Orwell Visits Miller At Villa Seurat
The two main published sources of information regarding this visit are:
 Alfred Perles in My Friend, Henry Miller (Part III, Chapter 7). Perles gives a first-hand account of the visit, having apparently been there at the time;
 George Orwell in Inside The Whale (beginning of Chapter 3).
According to D.J. Taylor's Orwell: The Life, Orwell "probably set out on 23 December." (p.200). He enlsited with the POUM militia on December 30th (ref) which he had done almost immediately upon arrival in Spain, so a visit to Miller probably occured somewhere between Dec 24 - Dec 28, 1936.
"When I had passed through Paris on my way to Spain it had seemed to me decayed and gloomy, very different from the Paris I had known eight years earlier, when living was cheap and Hitler was not heard of." [Orwell,  Homage To Catalonia, p. 220 - Penguin paperback, 1968 (full text here)]. According to Dearborn's Happiest Man Alive, Orwell came to Paris to "collect some travel documents" (p. 191).
Miller and Orwell engaged in a conversation that afternoon that seems to have revolved around their differences of opinion on whether one should fight for Peace (Orwell) or take a pacifist position for Peace (Miller): "Both were peace-loving men but, whereas Miller manifested his love of peace by refuing to fight for any cause, Orwell has no reluctance to engage in war, if the cause ere, in his opinion, a just one." 
Orwell writes that Miller had "no interest in the Spanish war whatsoever.

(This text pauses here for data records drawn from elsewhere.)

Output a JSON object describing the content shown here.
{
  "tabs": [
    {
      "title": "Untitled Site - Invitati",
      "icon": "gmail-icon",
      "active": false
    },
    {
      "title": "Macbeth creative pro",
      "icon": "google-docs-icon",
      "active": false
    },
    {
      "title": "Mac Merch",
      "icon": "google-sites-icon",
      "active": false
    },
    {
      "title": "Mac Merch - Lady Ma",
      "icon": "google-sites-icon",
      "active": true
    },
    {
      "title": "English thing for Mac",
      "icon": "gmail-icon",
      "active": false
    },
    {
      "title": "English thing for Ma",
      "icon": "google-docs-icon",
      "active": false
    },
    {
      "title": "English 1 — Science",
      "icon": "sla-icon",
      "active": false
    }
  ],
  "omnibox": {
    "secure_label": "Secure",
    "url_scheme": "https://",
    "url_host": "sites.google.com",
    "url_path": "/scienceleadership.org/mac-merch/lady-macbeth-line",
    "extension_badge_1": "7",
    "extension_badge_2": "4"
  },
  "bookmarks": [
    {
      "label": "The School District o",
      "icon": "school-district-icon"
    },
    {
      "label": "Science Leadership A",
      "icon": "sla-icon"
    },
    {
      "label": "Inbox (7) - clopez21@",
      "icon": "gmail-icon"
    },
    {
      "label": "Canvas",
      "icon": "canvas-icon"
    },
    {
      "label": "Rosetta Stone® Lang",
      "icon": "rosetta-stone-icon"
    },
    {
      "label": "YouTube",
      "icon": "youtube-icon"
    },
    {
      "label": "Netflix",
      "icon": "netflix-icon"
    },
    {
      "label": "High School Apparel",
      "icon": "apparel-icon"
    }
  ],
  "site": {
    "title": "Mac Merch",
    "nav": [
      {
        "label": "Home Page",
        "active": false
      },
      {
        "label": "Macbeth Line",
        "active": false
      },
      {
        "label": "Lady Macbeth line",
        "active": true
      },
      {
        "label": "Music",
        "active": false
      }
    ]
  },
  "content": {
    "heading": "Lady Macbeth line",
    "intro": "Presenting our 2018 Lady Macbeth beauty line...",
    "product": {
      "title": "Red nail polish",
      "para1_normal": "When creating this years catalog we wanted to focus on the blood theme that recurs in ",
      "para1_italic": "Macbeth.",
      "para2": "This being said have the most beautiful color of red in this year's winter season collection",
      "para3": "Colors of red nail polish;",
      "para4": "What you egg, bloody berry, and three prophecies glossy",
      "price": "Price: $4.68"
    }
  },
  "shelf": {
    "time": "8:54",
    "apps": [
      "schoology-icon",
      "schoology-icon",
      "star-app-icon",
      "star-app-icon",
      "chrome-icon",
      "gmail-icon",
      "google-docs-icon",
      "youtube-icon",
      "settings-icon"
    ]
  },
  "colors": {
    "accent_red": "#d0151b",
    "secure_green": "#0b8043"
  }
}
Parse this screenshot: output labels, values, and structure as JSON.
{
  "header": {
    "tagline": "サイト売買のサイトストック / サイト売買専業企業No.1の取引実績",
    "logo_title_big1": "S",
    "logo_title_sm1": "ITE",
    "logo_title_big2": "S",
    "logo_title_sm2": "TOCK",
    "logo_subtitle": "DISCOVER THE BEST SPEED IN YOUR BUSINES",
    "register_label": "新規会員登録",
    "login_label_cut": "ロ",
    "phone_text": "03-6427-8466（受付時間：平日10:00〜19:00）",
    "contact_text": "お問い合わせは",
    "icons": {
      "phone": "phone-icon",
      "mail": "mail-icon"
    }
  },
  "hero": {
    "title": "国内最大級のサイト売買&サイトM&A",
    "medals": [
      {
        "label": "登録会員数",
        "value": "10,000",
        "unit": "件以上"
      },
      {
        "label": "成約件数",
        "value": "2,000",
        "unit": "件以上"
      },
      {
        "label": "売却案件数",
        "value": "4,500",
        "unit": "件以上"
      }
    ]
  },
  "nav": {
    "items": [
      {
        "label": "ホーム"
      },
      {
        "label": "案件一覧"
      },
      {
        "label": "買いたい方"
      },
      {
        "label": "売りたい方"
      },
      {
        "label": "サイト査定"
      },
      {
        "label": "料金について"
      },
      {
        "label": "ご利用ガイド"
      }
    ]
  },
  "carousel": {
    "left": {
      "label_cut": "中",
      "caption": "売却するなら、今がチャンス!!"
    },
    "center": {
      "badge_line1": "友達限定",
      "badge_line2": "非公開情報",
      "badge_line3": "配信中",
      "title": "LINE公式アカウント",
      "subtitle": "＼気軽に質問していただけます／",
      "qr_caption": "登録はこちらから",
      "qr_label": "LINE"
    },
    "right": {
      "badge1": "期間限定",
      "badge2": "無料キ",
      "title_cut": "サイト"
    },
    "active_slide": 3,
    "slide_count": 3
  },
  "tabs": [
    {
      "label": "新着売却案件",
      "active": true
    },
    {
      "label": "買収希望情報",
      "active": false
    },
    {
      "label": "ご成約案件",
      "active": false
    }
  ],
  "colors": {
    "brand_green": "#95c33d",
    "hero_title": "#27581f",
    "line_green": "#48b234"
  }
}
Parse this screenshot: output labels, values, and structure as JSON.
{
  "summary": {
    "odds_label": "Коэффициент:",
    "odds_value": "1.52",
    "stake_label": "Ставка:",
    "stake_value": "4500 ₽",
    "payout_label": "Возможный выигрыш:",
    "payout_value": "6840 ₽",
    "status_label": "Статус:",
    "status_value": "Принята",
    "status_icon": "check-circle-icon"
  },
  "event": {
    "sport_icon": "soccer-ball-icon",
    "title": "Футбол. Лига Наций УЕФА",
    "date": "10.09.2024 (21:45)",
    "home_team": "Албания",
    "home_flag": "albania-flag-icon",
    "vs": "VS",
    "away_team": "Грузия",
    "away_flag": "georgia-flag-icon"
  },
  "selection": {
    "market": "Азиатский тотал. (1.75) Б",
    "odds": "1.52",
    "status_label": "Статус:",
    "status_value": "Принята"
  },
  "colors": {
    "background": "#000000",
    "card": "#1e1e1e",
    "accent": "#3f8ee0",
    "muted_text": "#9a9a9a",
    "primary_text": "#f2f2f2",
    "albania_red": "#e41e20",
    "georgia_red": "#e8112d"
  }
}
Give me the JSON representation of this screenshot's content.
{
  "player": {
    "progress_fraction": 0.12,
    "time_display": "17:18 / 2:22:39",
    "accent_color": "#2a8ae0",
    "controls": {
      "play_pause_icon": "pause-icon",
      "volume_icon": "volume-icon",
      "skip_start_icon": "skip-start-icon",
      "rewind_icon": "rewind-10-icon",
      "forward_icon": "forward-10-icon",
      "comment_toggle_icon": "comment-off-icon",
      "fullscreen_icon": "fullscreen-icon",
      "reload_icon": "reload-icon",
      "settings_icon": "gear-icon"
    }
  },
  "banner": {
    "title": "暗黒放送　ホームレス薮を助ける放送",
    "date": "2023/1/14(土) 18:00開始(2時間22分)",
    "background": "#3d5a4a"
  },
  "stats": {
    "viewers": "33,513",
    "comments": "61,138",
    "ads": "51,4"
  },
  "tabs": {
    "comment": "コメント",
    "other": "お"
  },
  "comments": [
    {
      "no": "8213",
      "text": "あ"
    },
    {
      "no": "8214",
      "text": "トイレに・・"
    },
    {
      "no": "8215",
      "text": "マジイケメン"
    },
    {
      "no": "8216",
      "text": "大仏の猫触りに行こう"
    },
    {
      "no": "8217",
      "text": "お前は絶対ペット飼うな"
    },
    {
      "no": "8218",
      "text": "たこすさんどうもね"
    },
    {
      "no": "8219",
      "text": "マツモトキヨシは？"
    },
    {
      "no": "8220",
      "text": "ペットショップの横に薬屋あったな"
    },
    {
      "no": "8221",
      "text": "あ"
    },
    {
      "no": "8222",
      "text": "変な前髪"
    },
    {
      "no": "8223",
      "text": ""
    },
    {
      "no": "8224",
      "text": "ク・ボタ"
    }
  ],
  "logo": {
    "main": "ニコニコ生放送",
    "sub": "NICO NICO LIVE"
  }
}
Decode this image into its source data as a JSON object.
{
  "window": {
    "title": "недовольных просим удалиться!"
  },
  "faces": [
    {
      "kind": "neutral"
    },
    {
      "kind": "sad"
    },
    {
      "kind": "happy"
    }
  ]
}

He merely told me in forceable terms that to go to Spain at that moment was the act of an idiot"  (especially if one acted out of a "sense of obligation"). Orwell paraphrases Miller's countering thoughts: "Our civilization was destined to be swept away and replaced by something so different that we scarcely regard it as human" .
According to Perles, however, "Miller did not try, of course, to win Orwell over to his way of thinking or even to disuade him from going to Spain."  Orwell explained (acc. to Perles) how an "indelible mark"  was left on him from his unpleasant experience with the police force in India and all of the suffering he had witnessed. Miller understood how this gnawing guilt motivated Orwell, but wondered why he "chose to punish himself still further"  by going to Spain, when, in Miller's eyes, he had already suffered enough.
"To this Orwell made the classic reply that in such momentus situations, where the rights and the very existence of a whole people are at stake, there could be no thought of avoiding self-sacrifice. He spoke his convictions so earnestly and humbly that Miller desisted from further argument and promptly gave him his blessings." 
Before Orwell left to catch his train from the Gare d'Austerlitz to the Spanish front, Miller offered him a corduroy jacket. "'I can't let you go to war in this beautiful Savile Row suit of yours. Here, let me present you with this corduroy jacket, it's just what you need. It isn't bullet-proof but at least it'll keep you warm. Take it, if you like, as my contribution to the Spanish republican cause.'"  These are the formal words that Perles put into Henry's mouth; in an interview with Kenneth Turan in 1977, Miller quotes himself this way: "Change that coat, you're going to war, let me give you one of my old corduroys or something." Orwell accepted the coat but corrected Miller by telling him that his suit was actually from Charing Cross Road. 
As it turns out, the militia that Orwell would soon join wore corduroy breeches  (p.12).
This entire anecdote was written about in less detail in The Atlantic Monthly in 1995.
Miller and Orwell continued to stay in touch for the next decade or so. According to Miller in an interview with George Wickes in 1962, he met Orwell "maybe two or three times on [Orwell's] visits to Paris." There is no other record that I know of regarding a second visit.